- Mismatch between the domestic demand and supply of NGLs has opened the door for exports.
- The demand in the global markets remains strong and the companies will need to export to match the growing supply.
- Phillips 66's investments in the segment will position it nicely to exploit the growth opportunity.
Phillips 66 (NYSE:PSX) has been performing well and the stock has gained more than 14% over the last twelve months. The company is diversifying its products mix and the export potential in the NGLs will be the major growth driver for the company. Phillips 66 is making investments in the segment, which should bring substantial rewards for the company over the next 3-5 years. The demand for the NGLs is falling in the domestic market; however, it remains robust in the global markets. As a result, the companies are focusing on the export potential of these products. In this article, we will focus on the NGLs market and the company's investments in the segment.
NGLs Economic Conditions
The recent boom in NGL demand, both local and global, had led the suppliers to increase production in order to take advantage of the favorable pricing trend in the market. As a result, the domestic market is facing the prospect of over-supply of NGLs, and some fear the fate of this segment might be similar to the natural gas after the shale revolution. As early as January, we saw Propane hit $5/gallon due to the extremely cold weather. However, at the same time, Ethane was selling for ($0.50)/gallon - meaning that the seller was paying the buyer to buy Ethane. The prices for Propane are expected to remain in control as the local supply will be divided into the local consumption as well as exports. The production of the natural gas liquids is on the rise and we cannot always count on a colder weather - the companies will need to balance the demand and supply by exporting as the local market cannot absorb all the NGLs produced in the country. The demand for these products in the international markets remains high and these manufacturers can benefit substantially by exporting Propane and Butane to the global markets.

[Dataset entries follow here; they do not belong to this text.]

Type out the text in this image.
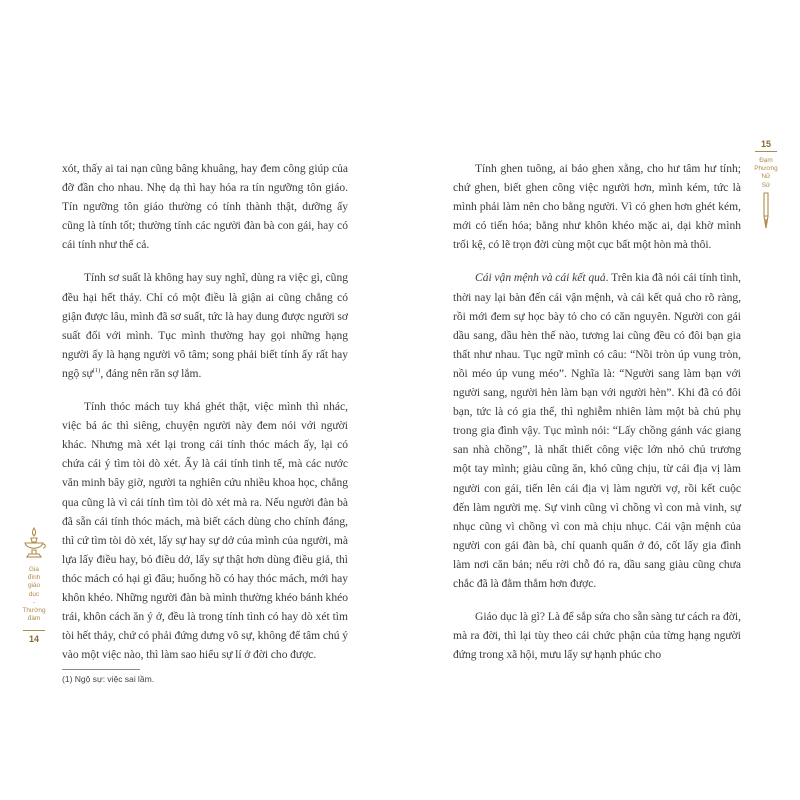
xót, thấy ai tai nạn cũng bâng khuâng, hay đem công giúp của đỡ đần cho nhau. Nhẹ dạ thì hay hóa ra tín ngưỡng tôn giáo. Tín ngưỡng tôn giáo thường có tính thành thật, dưỡng ấy cũng là tính tốt; thường tính các người đàn bà con gái, hay có cái tính như thế cả.

Tính sơ suất là không hay suy nghĩ, dùng ra việc gì, cũng đều hại hết thảy. Chỉ có một điều là giận ai cũng chẳng có giận được lâu, mình đã sơ suất, tức là hay dung được người sơ suất đối với mình. Tục mình thường hay gọi những hạng người ấy là hạng người vô tâm; song phải biết tính ấy rất hay ngộ sự$^{(1)}$, đáng nên răn sợ lắm.

Tính thóc mách tuy khá ghét thật, việc mình thì nhác, việc bá ác thì siêng, chuyện người này đem nói với người khác. Nhưng mà xét lại trong cái tính thóc mách ấy, lại có chứa cái ý tìm tòi dò xét. Ấy là cái tính tinh tế, mà các nước văn minh bây giờ, người ta nghiên cứu nhiều khoa học, chẳng qua cũng là vì cái tính tìm tòi dò xét mà ra. Nếu người đàn bà đã sẵn cái tính thóc mách, mà biết cách dùng cho chính đáng, thì cứ tìm tòi dò xét, lấy sự hay sự dở của mình của người, mà lựa lấy điều hay, bỏ điều dở, lấy sự thật hơn dùng điều giả, thì thóc mách có hại gì đâu; huống hồ có hay thóc mách, mới hay khôn khéo. Những người đàn bà mình thường khéo bánh khéo trái, khôn cách ăn ý ở, đều là trong tính tình có hay dò xét tìm tòi hết thảy, chứ có phải đứng dưng vô sự, không để tâm chú ý vào một việc nào, thì làm sao hiểu sự lí ở đời cho được.

(1) Ngộ sự: việc sai lầm.
Gia
đình
giáo
dục
-
Thường
đàm
14

Tính ghen tuông, ai bảo ghen xằng, cho hư tâm hư tính; chứ ghen, biết ghen công việc người hơn, mình kém, tức là mình phải làm nên cho bằng người. Vì có ghen hơn ghét kém, mới có tiến hóa; bằng như khôn khéo mặc ai, dại khờ mình trối kệ, có lẽ trọn đời cùng một cục bất một hòn mà thôi.

Cái vận mệnh và cái kết quả. Trên kia đã nói cái tính tình, thời nay lại bàn đến cái vận mệnh, và cái kết quả cho rõ ràng, rồi mới đem sự học bày tỏ cho có căn nguyên. Người con gái dầu sang, dầu hèn thế nào, tương lai cũng đều có đôi bạn gia thất như nhau. Tục ngữ mình có câu: “Nồi tròn úp vung tròn, nồi méo úp vung méo”. Nghĩa là: “Người sang làm bạn với người sang, người hèn làm bạn với người hèn”. Khi đã có đôi bạn, tức là có gia thế, thì nghiễm nhiên làm một bà chủ phụ trong gia đình vậy. Tục mình nói: “Lấy chồng gánh vác giang san nhà chồng”, là nhất thiết công việc lớn nhỏ chủ trương một tay mình; giàu cũng ăn, khó cũng chịu, từ cái địa vị làm người con gái, tiến lên cái địa vị làm người vợ, rồi kết cuộc đến làm người mẹ. Sự vinh cũng vì chồng vì con mà vinh, sự nhục cũng vì chồng vì con mà chịu nhục. Cái vận mệnh của người con gái đàn bà, chỉ quanh quẩn ở đó, cốt lấy gia đình làm nơi căn bản; nếu rời chỗ đó ra, dầu sang giàu cũng chưa chắc đã là đằm thắm hơn được.

Giáo dục là gì? Là để sắp sửa cho sẵn sàng tư cách ra đời, mà ra đời, thì lại tùy theo cái chức phận của từng hạng người đứng trong xã hội, mưu lấy sự hạnh phúc cho

15
Đạm
Phương
Nữ
Sử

Phillips 66 to focus on Liquid Petroleum gas
Phillips 66 is now concentrating on a single sub product of NGL, Liquid Petroleum Gas. This gas is merely propane and butane which are used as a source of energy in many countries. It is also used as an alternative transport fuel in some countries. For this reason, the global demand of propane still remains healthy.
Phillips 66 intends to capitalize on this opportunity by building a new fractionator which would mainly focus on propane and butane. This project is part of the $3 billion investment the company is undertaking in order to meet the global demand of NGL, which could double by 2020. Furthermore, the company is reconfiguring its export terminal 30 miles away from this fractionator to decrease the transport cost.
The fractionator is expected to be functional in the second half of 2015 while the export terminal would take about another year to be ready. This project would allow the company to have a capacity of exporting 150,000 barrels of NGL per day. Currently, U.S has the capacity to export 400,000 barrels of NGL per day. Industry experts believe that this figure could grow to 1.5 million barrels per day through 2016. Phillips 66 accounts for 10% of this additional capacity and is well positioned to capitalize on the export of Liquid Petroleum gas.
Moreover, the company is also considering building a splitter near its 247,000 barrels per day Sweeny refinery, Southwest of Houston. In addition, a second fractionator is also being considered in Sweeny area. Currently, the refining business is one of the most high-margin businesses in the oil and gas sector. The company is positioning itself very nicely in order to take advantage of the opportunity present in the global markets. Refining business is a cash cow for the company and it can finance its endeavors in other segments. The company is also using its limited capital wisely by diversifying into business segments. We believe that this will minimize the future risk of the company.
Phillips 66 has been performing well since its separation from ConocoPhillips (NYSE:COP), and there is still room for its refining business to grow. However, the main growth will come from the NGLs and the transportation of these energy assets. Looking at the proposed investments, we believe the company is well positioned to benefit from the booming global demand for NGLs. As a result, the stock price of the Phillips 66 should follow the growth in its fundamentals.